A place of vast, untamed magic

MAY 2015 – There are few places in Africa as awe-inspiring as Kenya’s Maasai Mara, where vast plains dotted with iconic umbrella-shaped acacia trees teem with a rich variety of wildlife. And the luxurious Mara Plains Camp has open access to it all.

It’s still pitch dark when a group of guests departs Mara Plains Camp for a hot air balloon ride over the mighty Maasai Mara. When dawn breaks, the game on these vast plains will be stirring – and the balloon will be high in the sky, giving all aboard a bird’s-eye perspective over this magnificent wilderness, one of Africa’s greatest conservation areas.

The 150 000-hectare Maasai Mara in southwest Kenya is an open reserve with only rivers as borders. There are no fences at all, so wildlife roams freely – even across these rivers and out of the Mara if they choose. But wildlife is safe here because the Maasai people understand the importance of all wild animals in maintaining a healthy ecosystem, and it’s against their culture to hunt or eat wildlife.

Mara means ‘dappled’ in the Maa language, denoting the sprinkling of bush and trees across these vast grassy plains. These are the same plains that host the breath taking action of the wildebeest migration every July and August. In this short period, over 1.2 million wildebeest, zebra and topi antelope cross the Grumeti and Mara rivers from the Serengeti in northern Tanzania to the plains of the Maasai Mara. Then the total wildlife population here swells to over two million animals, before instinct drives herds south again, in a clockwise direction back to the Serengeti. It’s the circle of life in action; and an endless journey following rain and grass. For nature lovers, it’s a spectacle that offers magical sightings everywhere you look.

As the hot air balloon drifts gently above the Mara, numerous gatherings of animals grazing and lazing are the view from above. But the long corridor of wildebeest appears particularly unusual from the air, almost serpentine as it winds slowly across the endless grassy plains. It’s October, so these are the tail-enders in the migration that recently passed through here en masse.

Photographers visit the Mara in droves during the migration to capture the mayhem of river crossings as the wildebeest traverse croc-infested rivers on their eternal journey. For guests journeying to Mara Plains, however, there is a far more genteel river crossing – and it is sans crocs, of course.

Mara Plains lies in the 14 000-hectare private Olare Motorogi Conservancy that borders the Maasai Mara in the north, and its entrance is truly evocative of its unrivalled setting. The camp is built on a bend of the Ntiakitiak River, and to reach it guests walk across a bridge over the river, through a thick, riverine forest, up a small slope to some giant steps, to be greeted by an endless horizon with one, single, flat-topped acacia tree directly in their line of sight. Renowned wildlife photographer Dereck Joubert, a co-founder of Great Plains Conservation with his wife Beverly, chose this approach especially for that quintessential East African view. And this is just one detail that sets Mara Plains apart and imbues it with a very special air of adventure, discovery and pure romance.

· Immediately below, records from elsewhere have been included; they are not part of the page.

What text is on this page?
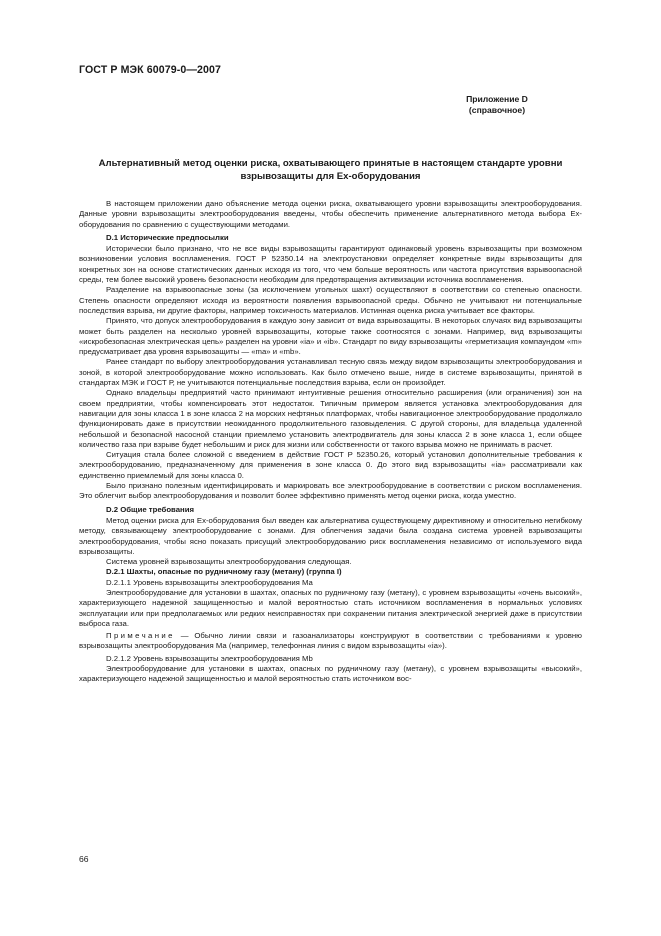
ГОСТ Р МЭК 60079-0—2007
Приложение D
(справочное)
Альтернативный метод оценки риска, охватывающего принятые в настоящем стандарте уровни взрывозащиты для Ex-оборудования

В настоящем приложении дано объяснение метода оценки риска, охватывающего уровни взрывозащиты электрооборудования. Данные уровни взрывозащиты электрооборудования введены, чтобы обеспечить применение альтернативного метода выбора Ex-оборудования по сравнению с существующими методами.

D.1 Исторические предпосылки

Исторически было признано, что не все виды взрывозащиты гарантируют одинаковый уровень взрывозащиты при возможном возникновении условия воспламенения. ГОСТ Р 52350.14 на электроустановки определяет конкретные виды взрывозащиты для конкретных зон на основе статистических данных исходя из того, что чем больше вероятность или частота присутствия взрывоопасной среды, тем более высокий уровень безопасности необходим для предотвращения активизации источника воспламенения.

Разделение на взрывоопасные зоны (за исключением угольных шахт) осуществляют в соответствии со степенью опасности. Степень опасности определяют исходя из вероятности появления взрывоопасной среды. Обычно не учитывают ни потенциальные последствия взрыва, ни другие факторы, например токсичность материалов. Истинная оценка риска учитывает все факторы.

Принято, что допуск электрооборудования в каждую зону зависит от вида взрывозащиты. В некоторых случаях вид взрывозащиты может быть разделен на несколько уровней взрывозащиты, которые также соотносятся с зонами. Например, вид взрывозащиты «искробезопасная электрическая цепь» разделен на уровни «ia» и «ib». Стандарт по виду взрывозащиты «герметизация компаундом «m» предусматривает два уровня взрывозащиты — «ma» и «mb».

Ранее стандарт по выбору электрооборудования устанавливал тесную связь между видом взрывозащиты электрооборудования и зоной, в которой электрооборудование можно использовать. Как было отмечено выше, нигде в системе взрывозащиты, принятой в стандартах МЭК и ГОСТ Р, не учитываются потенциальные последствия взрыва, если он произойдет.

Однако владельцы предприятий часто принимают интуитивные решения относительно расширения (или ограничения) зон на своем предприятии, чтобы компенсировать этот недостаток. Типичным примером является установка электрооборудования для навигации для зоны класса 1 в зоне класса 2 на морских нефтяных платформах, чтобы навигационное электрооборудование продолжало функционировать даже в присутствии неожиданного продолжительного газовыделения. С другой стороны, для владельца удаленной небольшой и безопасной насосной станции приемлемо установить электродвигатель для зоны класса 2 в зоне класса 1, если общее количество газа при взрыве будет небольшим и риск для жизни или собственности от такого взрыва можно не принимать в расчет.

Ситуация стала более сложной с введением в действие ГОСТ Р 52350.26, который установил дополнительные требования к электрооборудованию, предназначенному для применения в зоне класса 0. До этого вид взрывозащиты «ia» рассматривали как единственно приемлемый для зоны класса 0.

Было признано полезным идентифицировать и маркировать все электрооборудование в соответствии с риском воспламенения. Это облегчит выбор электрооборудования и позволит более эффективно применять метод оценки риска, когда уместно.

D.2 Общие требования

Метод оценки риска для Ex-оборудования был введен как альтернатива существующему директивному и относительно негибкому методу, связывающему электрооборудование с зонами. Для облегчения задачи была создана система уровней взрывозащиты электрооборудования, чтобы ясно показать присущий электрооборудованию риск воспламенения независимо от используемого вида взрывозащиты.

Система уровней взрывозащиты электрооборудования следующая.

D.2.1 Шахты, опасные по рудничному газу (метану) (группа I)

D.2.1.1 Уровень взрывозащиты электрооборудования Ма

Электрооборудование для установки в шахтах, опасных по рудничному газу (метану), с уровнем взрывозащиты «очень высокий», характеризующего надежной защищенностью и малой вероятностью стать источником воспламенения в нормальных условиях эксплуатации или при предполагаемых или редких неисправностях при сохранении питания электрической энергией даже в присутствии выброса газа.

Примечание — Обычно линии связи и газоанализаторы конструируют в соответствии с требованиями к уровню взрывозащиты электрооборудования Ма (например, телефонная линия с видом взрывозащиты «ia»).

D.2.1.2 Уровень взрывозащиты электрооборудования Mb

Электрооборудование для установки в шахтах, опасных по рудничному газу (метану), с уровнем взрывозащиты «высокий», характеризующего надежной защищенностью и малой вероятностью стать источником вос-

66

In a bid not to upstage its magnificent natural surroundings, Mara Plains – one of only five camps in the conservancy and with capacity for just 14 guests – has been sensitively designed and exudes a quiet, understated elegance.

The seven spacious tented suites are set on raised decks in an effort to minimise their impact on the sensitive environment – and could be removed without leaving any trace. In keeping with the group’s philosophy of leading the way in low-impact safari operations, solar energy is used throughout the camp and water is sourced from the local Loita Spring.

Inside the tents, the décor celebrates the diverse cultures that have touched East Africa over the centuries. Wooden doors from the coastal island of Lamu reflect the area’s Arab heritage, while deep red and purple accents honour the Maasai warriors who have roamed these plains for millennia. The rich leathers, copper and brass used in the campaign-style furniture – and the gleaming brass slipper baths and shower fittings – give a nod to the more recent colonial era, resulting in interiors that exude the romance of a Victorian expedition-style safari while offering all the comforts of 21st-century living.

To guests in the hot air balloon above, however, all this is virtually invisible because the camp blends into its lush, riverine setting. As they drift above, it is just a pinprick in an extended vision from horizon to horizon across one of Africa’s greatest conservation areas. This is a special place on the planet, which is why Great Plains Conservation is striving to secure landscapes such as these that are large enough to protect resident and seasonal wildlife populations.

The company identifies and selects key areas that are under threat, often adjacent to national parks and reserves, then acquires the rights to convert that land to a protected area with economic benefits. It leases the Olare Motorogi Conservancy in which Mara Plains sits from the local Maasai community, and conservation fees directly support more than 1 000 families. In this way hunting or agricultural land is transformed into a wildlife conservation area supported by photographic tourism. This is vital because, without large protected landscapes where migration routes can be maintained, wildlife will not stand a chance of long-term survival. Small pockets of conservation areas simply cannot sustain viable breeding populations of most species.

As the balloon flies gently where the breeze takes it over the Mara, game-viewing vehicles can be spotted traversing the plains below. They’re out on a morning drive to greet the Mara’s animal inhabitants as they go about their morning routines. In just a few days in the Maasai Mara, on morning and evening game drives, it’s possible to see and photograph plenty of wonderful sightings, including the Big Five.

Lion are plentiful and it’s not unusual to see large prides that include lionesses with cubs. Massive herds of buffalo and zebra, elephant and their calves carefully nibbling whistling thorn trees, and rhino silhouetted against the sunset are all in the mix, as is caracal, cheetah, wildebeest, topi, Thomson’s gazelle, impala, giraffe and hyena. For landscape lovers, there are iconic acacia trees and moody, brooding skies that build in the afternoons threatening rain, and promise magnificent, luminous light.

The hot air balloon, however, offers a completely different perspective on game viewing. It’s a little like seeing ‘the big picture’ of the Maasai Mara. Buffalo, giraffe, elephant and lion are all easy to spot from the air – and to photograph. This has to be one of Africa’s most evocative wildlife experiences – to look down on creation and marvel at the vastness, richness and diversity of this magnificent place of endless space. For the Maasai Mara Reserve is the home of the original African safari, and the spiritual home of all who love wild places and their creatures. This dappled land is still untamed and free, as all of Africa used to be.